The vast majority of the time, these economists did not identify these affiliations and possible conflicts of interest. In light of these and related findings the authors call for an economists’ code of ethics which would require academic economists to identify these connections in appropriate contexts.”
http://www.peri.umass.edu/fileadmin/pdf/other_publication_types/magazine___journal_articles/Epstein_CJE2012.PDF

@ paul

My sentence with the Flowers / HRE went a little bit weird. The hecklers are still homegrown, and there are also a few people here, who believe in raw markets, not social market.

That the DB is engaged in the US in pretty much the same business like all other banks, some subprime, some LIBOR, I don’t doubt.

What I was concerned here, whether there is anything specific about the DB.

And what I see is just folks like Simon Johnson doing some slander about missing core capital, which is not true, …

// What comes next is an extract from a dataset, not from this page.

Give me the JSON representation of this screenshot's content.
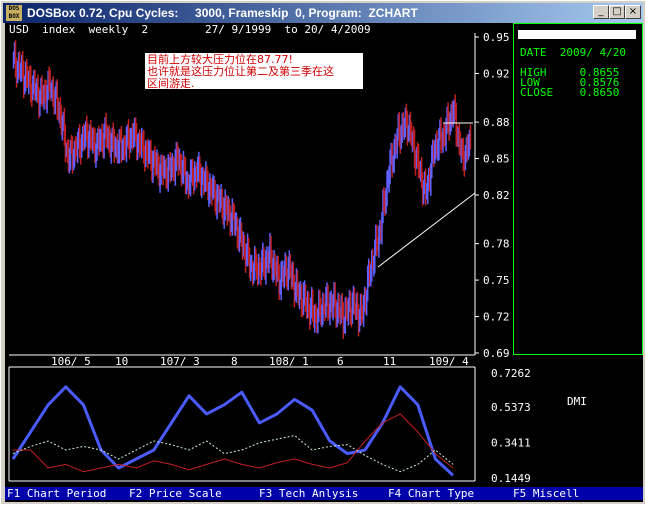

What that Stockman writes, sounds pretty much like what most here are saying:

namely that this crisis was very predictable, in contrast to the marketwatch link,

John Gallagher provided.

The debt crisis is, like practically always, the bursting of a debt bubble which is most the time fueled by overhyped asset prices.

2000 stocks, 2007 houses. 1990 Japan, 1998 Asia, ….

Some Warren Brussee, a retired engineer,not an economist, wrote in 2004 “The Second Great Depression, 2007 – 2020”, where he based his prediction on private debt and the comparison with Japan 1990. He does not mention houses, just private debt, and of course not the then not existing sub prime. That was just the final icing on the cake, not the real problem.

Everybody later on solves the problem a little different, the Japanese with low visible unemployment, but still dragging on 2 dozen years later, the US with massive monetary interventions, on which the jury is still out.

I find this picture, which is essential Austrian, pretty convincing, and wait for proposals, where this does not fit, and the solution is: don’t produce (debt) bubbles.

After that, this MW is regurgitating a lot of the usual stereotypes, only 30% of economists are female. Jesus. Only 5% of physicists and engineers are female. Does that mean physics does not work?

That they disclose from whom they take money, should be self understood.

@Francis

I find this picture, which is essential Austrian, pretty convincing, and wait for proposals, where this does not fit, and the solution is: don’t produce (debt) bubbles.

This is why the Austrian position is, when it is not dangerous, useless.

Shay, I read the thing, and some links.

It looks like these classical US strawman fights.

Krugman will find some crazy goldbug Ron Paul or so, who might be interpreted as “immediate hyperinflation”.

There are plenty of crazy folks there, in an outside economics.
And those libertarians are also not noted for warning or asking the government to rule into unfettered credit, do they ?

And now I stand here, and wonder, what that has to do with what people in Germany think and say, and the observation that some folks, and when you look at the blog of this Brussee, certainly not some US kind of austrian,

did make accurate predictions.

Since Cromwell, with Gombeen assistance, so that ultimately, voter power becomes diffuse and political power becomes the possession of those who actually provide jobs. Slaves are assets to be cared for. Without owners, there are merely workers and providers. No obligation on providers to “get jobs” for voters, workers must move to find work.